At a directions hearing at the Warrnambool Coroner’s Court last year, counsel for the family raised allegations that Midfield Meat ”turned a blind eye” to ”very dangerous and unsafe” work behaviour at the abattoir that, it was suggested, led to Sharga Taite’s death.
The family’s lawyers, Western District firm Stringer Clark, have assembled a dossier of claims by former Midfield workers, in an effort to convince WorkSafe to prosecute. They include allegations of substandard training, understaffing, lax safety procedures and bullying. But both WorkSafe and the Director of Public Prosecutions have investigated Sharga’s death and elected not to prosecute Midfield.

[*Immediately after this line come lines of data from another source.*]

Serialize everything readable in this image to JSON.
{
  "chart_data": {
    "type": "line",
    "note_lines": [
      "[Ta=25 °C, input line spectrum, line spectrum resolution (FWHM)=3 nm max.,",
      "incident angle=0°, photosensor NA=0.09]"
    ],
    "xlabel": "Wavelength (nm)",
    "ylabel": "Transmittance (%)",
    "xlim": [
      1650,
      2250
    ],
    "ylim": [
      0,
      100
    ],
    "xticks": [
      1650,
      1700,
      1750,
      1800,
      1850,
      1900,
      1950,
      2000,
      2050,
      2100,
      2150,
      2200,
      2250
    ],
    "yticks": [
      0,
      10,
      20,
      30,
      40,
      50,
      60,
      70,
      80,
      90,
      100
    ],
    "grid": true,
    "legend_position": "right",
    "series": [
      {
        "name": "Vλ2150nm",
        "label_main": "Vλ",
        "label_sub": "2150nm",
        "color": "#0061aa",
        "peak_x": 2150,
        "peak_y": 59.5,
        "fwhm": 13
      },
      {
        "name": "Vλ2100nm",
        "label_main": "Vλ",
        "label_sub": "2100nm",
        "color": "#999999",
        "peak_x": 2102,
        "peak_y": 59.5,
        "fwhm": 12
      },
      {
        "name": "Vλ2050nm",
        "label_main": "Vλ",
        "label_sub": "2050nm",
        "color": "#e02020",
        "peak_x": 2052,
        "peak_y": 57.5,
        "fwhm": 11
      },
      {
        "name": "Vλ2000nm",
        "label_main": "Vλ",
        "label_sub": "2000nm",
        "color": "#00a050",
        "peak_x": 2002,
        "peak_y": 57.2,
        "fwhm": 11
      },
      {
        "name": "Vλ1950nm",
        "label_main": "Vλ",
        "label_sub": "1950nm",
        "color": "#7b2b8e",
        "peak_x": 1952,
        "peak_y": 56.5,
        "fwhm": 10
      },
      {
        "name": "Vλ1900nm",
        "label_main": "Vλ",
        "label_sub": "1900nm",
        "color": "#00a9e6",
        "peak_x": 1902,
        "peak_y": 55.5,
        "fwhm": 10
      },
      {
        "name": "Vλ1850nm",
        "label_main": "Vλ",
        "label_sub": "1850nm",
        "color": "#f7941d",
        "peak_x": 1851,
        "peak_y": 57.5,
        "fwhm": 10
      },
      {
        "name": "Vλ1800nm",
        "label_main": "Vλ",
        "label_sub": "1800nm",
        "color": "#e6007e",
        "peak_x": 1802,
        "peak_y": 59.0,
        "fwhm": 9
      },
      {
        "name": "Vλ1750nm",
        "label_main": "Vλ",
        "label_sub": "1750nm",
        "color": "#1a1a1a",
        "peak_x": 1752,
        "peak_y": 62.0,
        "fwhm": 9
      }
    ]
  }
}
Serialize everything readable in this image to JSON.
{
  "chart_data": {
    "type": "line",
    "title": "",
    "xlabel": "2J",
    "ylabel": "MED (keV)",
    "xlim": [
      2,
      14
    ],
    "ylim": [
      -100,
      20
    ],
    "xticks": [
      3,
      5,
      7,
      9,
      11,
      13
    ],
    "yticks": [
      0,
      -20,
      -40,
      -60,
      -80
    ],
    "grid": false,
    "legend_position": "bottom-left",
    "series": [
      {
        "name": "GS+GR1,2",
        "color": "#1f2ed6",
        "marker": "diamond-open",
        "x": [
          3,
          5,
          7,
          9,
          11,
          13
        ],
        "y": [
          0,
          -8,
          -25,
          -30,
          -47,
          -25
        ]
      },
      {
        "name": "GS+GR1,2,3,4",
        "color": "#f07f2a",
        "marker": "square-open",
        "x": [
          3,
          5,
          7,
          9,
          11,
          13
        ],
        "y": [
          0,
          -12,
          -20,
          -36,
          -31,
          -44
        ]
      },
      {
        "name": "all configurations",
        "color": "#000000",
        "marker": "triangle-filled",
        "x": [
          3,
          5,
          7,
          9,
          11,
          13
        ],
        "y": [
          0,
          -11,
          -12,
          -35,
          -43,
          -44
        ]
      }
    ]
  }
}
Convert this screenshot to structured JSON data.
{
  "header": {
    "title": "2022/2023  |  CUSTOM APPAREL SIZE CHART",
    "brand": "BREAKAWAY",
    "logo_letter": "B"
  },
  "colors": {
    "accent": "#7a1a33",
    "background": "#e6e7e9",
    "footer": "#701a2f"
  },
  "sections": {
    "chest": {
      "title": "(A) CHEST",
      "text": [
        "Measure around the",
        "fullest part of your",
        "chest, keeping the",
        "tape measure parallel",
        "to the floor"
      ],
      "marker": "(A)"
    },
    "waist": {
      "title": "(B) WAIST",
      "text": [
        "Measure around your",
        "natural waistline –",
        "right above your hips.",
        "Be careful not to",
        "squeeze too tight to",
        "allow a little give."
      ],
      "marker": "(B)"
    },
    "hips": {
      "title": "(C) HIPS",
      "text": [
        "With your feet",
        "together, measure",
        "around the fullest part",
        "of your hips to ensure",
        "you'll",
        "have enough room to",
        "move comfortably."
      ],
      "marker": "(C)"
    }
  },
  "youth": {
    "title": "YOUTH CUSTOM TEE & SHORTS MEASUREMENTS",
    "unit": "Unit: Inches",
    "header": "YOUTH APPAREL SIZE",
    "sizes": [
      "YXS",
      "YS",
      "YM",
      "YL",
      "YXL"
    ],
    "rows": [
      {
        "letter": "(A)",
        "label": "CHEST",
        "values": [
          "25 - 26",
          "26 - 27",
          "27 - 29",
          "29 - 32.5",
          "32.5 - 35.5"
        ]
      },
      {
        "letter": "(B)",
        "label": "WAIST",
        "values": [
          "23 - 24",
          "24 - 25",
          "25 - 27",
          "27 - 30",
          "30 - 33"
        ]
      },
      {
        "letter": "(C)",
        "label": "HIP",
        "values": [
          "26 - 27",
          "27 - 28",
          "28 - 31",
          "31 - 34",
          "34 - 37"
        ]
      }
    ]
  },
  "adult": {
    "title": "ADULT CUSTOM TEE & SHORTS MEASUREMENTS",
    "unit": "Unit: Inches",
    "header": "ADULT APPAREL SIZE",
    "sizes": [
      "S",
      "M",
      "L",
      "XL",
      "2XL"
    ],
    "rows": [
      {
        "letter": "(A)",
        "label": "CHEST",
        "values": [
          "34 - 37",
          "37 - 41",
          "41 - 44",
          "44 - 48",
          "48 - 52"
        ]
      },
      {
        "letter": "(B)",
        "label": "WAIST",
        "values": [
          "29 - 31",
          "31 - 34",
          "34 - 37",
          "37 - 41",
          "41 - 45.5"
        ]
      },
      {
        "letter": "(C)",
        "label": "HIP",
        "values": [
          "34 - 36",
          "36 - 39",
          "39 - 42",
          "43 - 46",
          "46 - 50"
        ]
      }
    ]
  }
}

In court, counsel for WorkSafe said their investigation found the training and supervision at the abattoir to be ”reasonably practicable”, and that the teenager’s training had been adequate.
WorkSafe says its investigation was ”rigorous and thorough”.
A key issue is the autopsy carried out on Sharga, which concluded that he died not from the knife wound, but from a spontaneous brain haemorrhage that took place just before, or at the same time as, he stabbed himself.
But this explanation is ”absolutely denied” by his family, and at a directions hearing in Warrnambool last year, their barrister, Trevor Monti, suggested there was a one in ”a trillion, trillion, trillion” chance that the death took place as the autopsy described it.
He referred to medical evidence from two leading neurosurgeons who concluded it was most likely he died from a brain haemorrhage caused by the stab injury.
Since 2003, Midfield Group companies have paid more than $120,000 in a series of safety-related fines and associated court-ordered costs – one after a 17-year-old trainee severed three fingers and a thumb while cutting hocks in 2006.
Andrew Westlake, Midfield’s group operations manager, said in a statement that Sharga Taite’s death had deeply affected ”everyone at Midfield … Our sympathy remains for his family, friends and work colleagues”.
Mr Westlake said workplace health and safety was a ”very high priority” at all Midfield’s sites, and workers received on-the-job training and industry standard training – which included occupational health and safety.
An inquest into Sharga Taite’s death appears likely, with another directions hearing expected soon.
The big question is whether his death could have been prevented. It is a question his mother wants answered.
”It is the worst thing in my life,”Ms Lichtwark says. ”They took away something that I need, and it’s missing. My heart can’t heal until I know what really happened.”